MOSCOW - Lawrence Pintak said deciding whether to run offensive cartoons of the Prophet Muhammad is not simply a matter of freedom of the press.
It is also about having journalistic responsibility.
"The bottom line is just because the media has the right to publish something doesn't mean they should," said Pintak, founding dean of Washington State University's Edward R. Murrow College of Communication.
Several media outlets nationwide have taken this approach to printing cartoons featured in the satirical French magazine Charlie Hebdo in the days following an attack on its newsroom.
Two al-Qaida-linked brothers shot and killed 12 people - including eight journalists, two police officers, a maintenance worker and visitor - when they entered the Paris-based weekly publication's newsroom Wednesday.
The attack was reportedly to avenge the honor of the Prophet Muhammad at the direction of al-Qaida's Yemen branch. Charlie Hebdo routinely targeted the Islamic figure.
Brothers Said Kouachi, 34, and Cherif Kouachi, 32, were killed Friday after leading police on a chase through northeastern France. The men had been on the run for three days before authorities were able to locate them and an accomplice, who killed another four hostages at a supermarket to help them escape.
Pintak, who is a former CBS News Middle East correspondent, said he is sympathetic to what happened at Charlie Hebdo, but the editor went out of his way to be provocative. Pintak said he believes journalists need to bring a level of responsibility to their work.
Any news organization has the right to publish "horribly offensive cartoons" about a number of different groups, Pintak said. But he said they should question the purpose of publishing them.
"Is the point of journalism to report the news to hold people in power accountable or is the purpose of news to offend?" Pintak said.
The question for University of Idaho ethics instructor Steve Smith is whether the newsworthiness of the event requires the cartoons to tell readers the whole story, despite the content being highly offensive.
Smith, a former Spokesman-Review editor, said there is the option of describing the cartoons, but he thinks seeing the images can be important in framing the event. At the same time, he understands the conflict over publication because it is offensive and goes beyond simple satire.

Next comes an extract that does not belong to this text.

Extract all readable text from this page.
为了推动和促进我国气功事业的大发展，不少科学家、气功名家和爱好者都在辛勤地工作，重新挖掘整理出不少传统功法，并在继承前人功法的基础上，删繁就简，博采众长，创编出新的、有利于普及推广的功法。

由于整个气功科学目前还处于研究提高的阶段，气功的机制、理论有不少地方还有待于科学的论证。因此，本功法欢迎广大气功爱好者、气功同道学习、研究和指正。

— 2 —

But for S.M. (Ghazi) Ghazanfar, a UI emeritus professor of economics and a Muslim, that doesn't justify republishing the cartoons, which he said are offensive to a population of 2 billion people and often obscene.
"This is not a very good reason, in my opinion," said Ghazanfar, who recently moved from Moscow to Georgia. "Just publishing them can be very offensive and provocative to some people."
Ghazanfar said he doesn't know a single Muslim who would say the men in Paris did the right thing by attacking the magazine. In fact, killing innocent people goes directly against Islamic scripture.
But the Prophet Muhammad is held in the highest esteem for members of the Islamic faith, he said. He said the cartoons are derogatory toward Muslims, much like some depictions 50 years ago were demeaning toward blacks, American Indians or Jews.
Unlike the societal changes regarding those groups, Ghazanfar said many media organizations are still at ease with publishing offensive content about Muslims. He said Americans have a number of freedoms, but they are not unlimited - there needs to be a point where one person's freedom stops so another's can begin.
"No freedoms are absolute," he said. "There must be some constraints."
Pintak said news agencies deciding not to run the cartoons could be viewed as being intimidated, or as being responsible. Media outlets already think twice about running offensive cartoons about American Christians or Jews, he said.
"Are they informing or are they inflaming?" Pintak asked.
Journalists make decisions every day based on that responsibility, Pintak said. It would be the same decision-making process that is involved for choosing to not run the name of a rape victim or of a child who has been molested, he said.
"We are asking these questions all the time," he said.